Helmut Schmidt, der als Bundeskanzler die Nachrüstung der Amerikaner gegen die Sowjets initiierte, findet das heutige Russland weniger gefährlich als das heutige Amerika. Das verwundert - und provoziert. Ein Widerspruch von Gabor Steingart

"Wegelagerer" hat Helmut Schmidt die Journalisten einst genannt. Zur Strafe ist er nun selber einer. Unsere Zunft darf das durchaus als Zeichen ihrer Unwiderstehlichkeit interpretieren. Einer mit seiner Erfahrung - Kriegserfahrung, Ministererfahrung und fast acht Jahre Kanzlerschaft – darf erwarten, dass man hinhört, wenn er spricht. Wobei zuhören nicht zustimmen bedeuten muss, zumindest nicht automatisch. Auch Altkanzler, erst recht wenn sie als Journalisten zu uns sprechen, können irren oder übertreiben. Das ist nicht ungewöhnlich. Unser Berufsstand ist für beides bekannt.

"Ich bin nicht der Meinung, dass jemand, der eine andere Meinung hat als ich, nur deswegen kritisiert werden muss", sagte Schmidt anlässlich seines 85. Geburtstags im Jahre 2003. Und fügte hinzu: "Er muss dann kritisiert werden, wenn er etwas vertritt, was nicht echt ist." Unterziehen wir also die unterschiedlichen Meinungen einem Echtheitstest. Schmidt sagt: "Für den Frieden der Welt geht von Russland heute viel weniger Gefahr aus als etwa von Amerika. Das können sie ruhig so drucken." So stand es dann auch in einem Interview, das er dem eigenen Blatt gab, der Wochenzeitung "Die Zeit". Putin sei für ihn kein lupenreiner Demokrat, wohl aber ein "aufgeklärter Potentat", hieß es da.

Aber warum sind die Amerikaner gefährlicher als die Russen? Wieso müssen wir uns vor dem Heimatland der Demokratie mehr fürchten als vor einem Potentaten, auch wenn er das schmückende Wort "aufgeklärt" in der Anrede führt? Und spielt es überhaupt eine Rolle, ob der Zensor gebildet oder minderbemittelt, barsch oder liebenswert ist? Wichtig ist doch: Der Zensor zensiert, der Potentat lässt Willkür walten.

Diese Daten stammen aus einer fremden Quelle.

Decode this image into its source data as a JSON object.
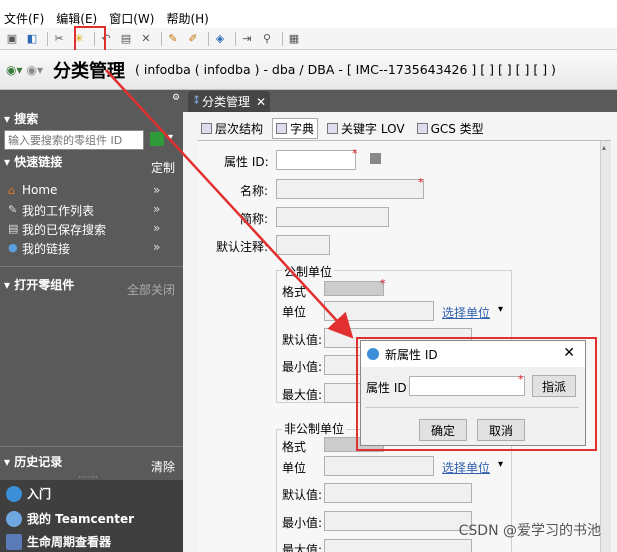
{
  "menubar": {
    "items": [
      "文件(F)",
      "编辑(E)",
      "窗口(W)",
      "帮助(H)"
    ]
  },
  "header": {
    "title": "分类管理",
    "context": "( infodba ( infodba ) - dba / DBA - [ IMC--1735643426 ] [ ] [ ] [ ] [ ] )"
  },
  "left": {
    "search_title": "搜索",
    "search_placeholder": "输入要搜索的零组件 ID",
    "quicklinks_title": "快速链接",
    "quicklinks_custom": "定制",
    "links": [
      "Home",
      "我的工作列表",
      "我的已保存搜索",
      "我的链接"
    ],
    "open_title": "打开零组件",
    "open_closeall": "全部关闭",
    "history_title": "历史记录",
    "history_clear": "清除",
    "bottom": [
      "入门",
      "我的 Teamcenter",
      "生命周期查看器"
    ]
  },
  "tab": {
    "label": "分类管理"
  },
  "subtabs": [
    "层次结构",
    "字典",
    "关键字 LOV",
    "GCS 类型"
  ],
  "form": {
    "attr_id": "属性 ID:",
    "name": "名称:",
    "short_name": "简称:",
    "default_note": "默认注释:",
    "metric_group": "公制单位",
    "nonmetric_group": "非公制单位",
    "format": "格式",
    "unit": "单位",
    "select_unit": "选择单位",
    "default_val": "默认值:",
    "min_val": "最小值:",
    "max_val": "最大值:"
  },
  "dialog": {
    "title": "新属性 ID",
    "field_label": "属性 ID",
    "assign": "指派",
    "ok": "确定",
    "cancel": "取消"
  },
  "watermark": "CSDN @爱学习的书池",
  "colors": {
    "highlight": "#e23030",
    "panel": "#5a5a5a"
  }
}
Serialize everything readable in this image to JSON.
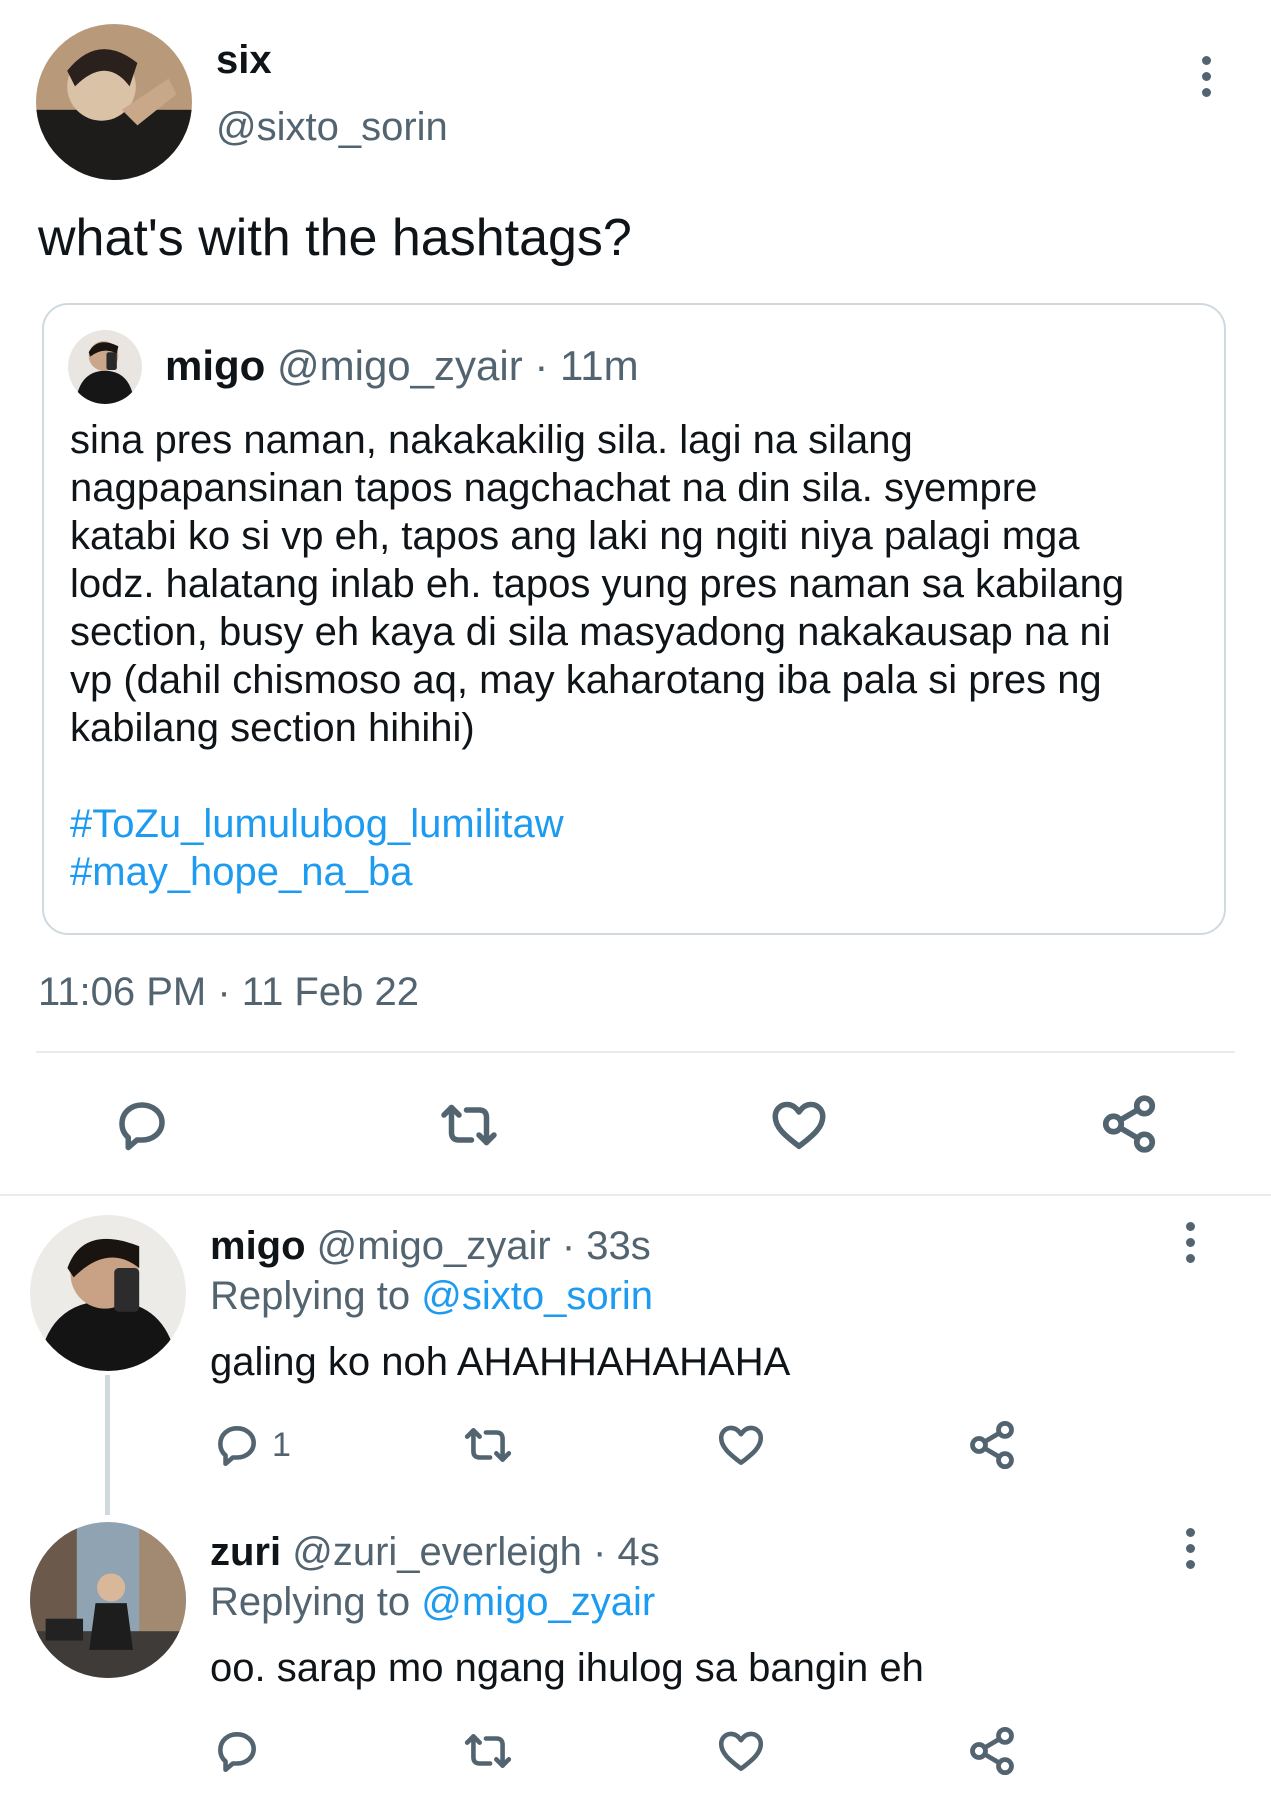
{
  "main_tweet": {
    "name": "six",
    "handle": "@sixto_sorin",
    "text": "what's with the hashtags?",
    "timestamp": "11:06 PM · 11 Feb 22",
    "avatar_icon": "user-avatar"
  },
  "quoted_tweet": {
    "name": "migo",
    "handle": "@migo_zyair",
    "time": "· 11m",
    "lines": [
      "sina pres naman, nakakakilig sila. lagi na silang",
      "nagpapansinan tapos nagchachat na din sila. syempre",
      "katabi ko si vp eh, tapos ang laki ng ngiti niya palagi mga",
      "lodz. halatang inlab eh. tapos yung pres naman sa kabilang",
      "section, busy eh kaya di sila masyadong nakakausap na ni",
      "vp (dahil chismoso aq, may kaharotang iba pala si pres ng",
      "kabilang section hihihi)"
    ],
    "hashtags": [
      "#ToZu_lumulubog_lumilitaw",
      "#may_hope_na_ba"
    ]
  },
  "actions": {
    "icons": [
      "reply-icon",
      "retweet-icon",
      "like-icon",
      "share-icon"
    ]
  },
  "replies": [
    {
      "name": "migo",
      "handle": "@migo_zyair",
      "time": "· 33s",
      "replying_label": "Replying to",
      "replying_to": "@sixto_sorin",
      "text": "galing ko noh AHAHHAHAHAHA",
      "reply_count": "1"
    },
    {
      "name": "zuri",
      "handle": "@zuri_everleigh",
      "time": "· 4s",
      "replying_label": "Replying to",
      "replying_to": "@migo_zyair",
      "text": "oo. sarap mo ngang ihulog sa bangin eh",
      "reply_count": ""
    }
  ],
  "colors": {
    "link": "#1d9bf0",
    "muted": "#536471",
    "border": "#cfd9de"
  }
}
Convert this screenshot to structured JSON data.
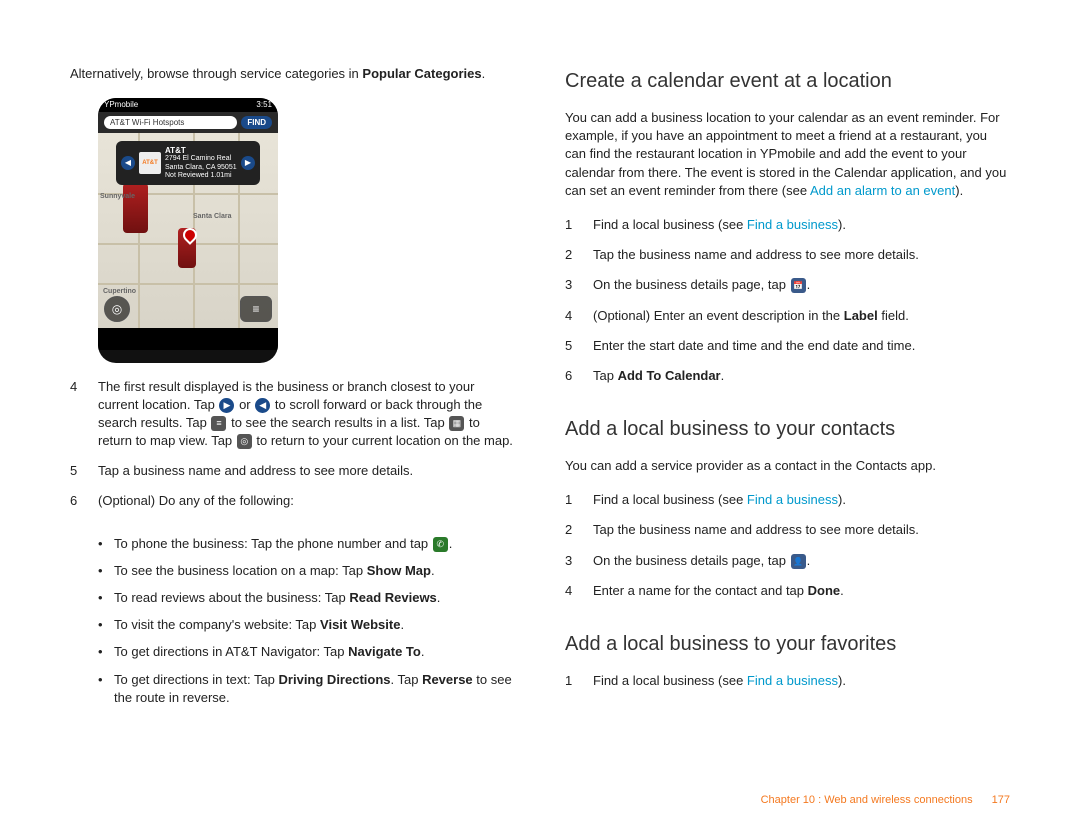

Verhalten sich die Dinge nicht in Wahrheit genau anders herum: Die erfahrene amerikanische Demokratie ist grundsätzlich weniger gefährlich als jenes Russland, das nach Zarismus und Kommunismus nun ein paar Jahre Putin-Demokratie hinter sich hat. Selbst das dröhnende und zuweilen schwer erträgliche Amerika des George W. Bush ist mittlerweile deutlich weniger gefährlich als noch zum Beginn seiner Amtszeit. Bush ist heute der Hund, der bellt, aber nicht mehr beißt. Er wird von vier Faktoren limitiert, die Putin in dieser Absolutheit gar nicht kennt: dem eigenen Volk, der Verfassung, der unabhängigen Gerichtsbarkeit und der freien Presse. Alle vier verleihen in den USA Legitimität – und entziehen sie wieder. Das ist ja das Schöne an der Demokratie; das Volk hat das erste und das letzte Wort.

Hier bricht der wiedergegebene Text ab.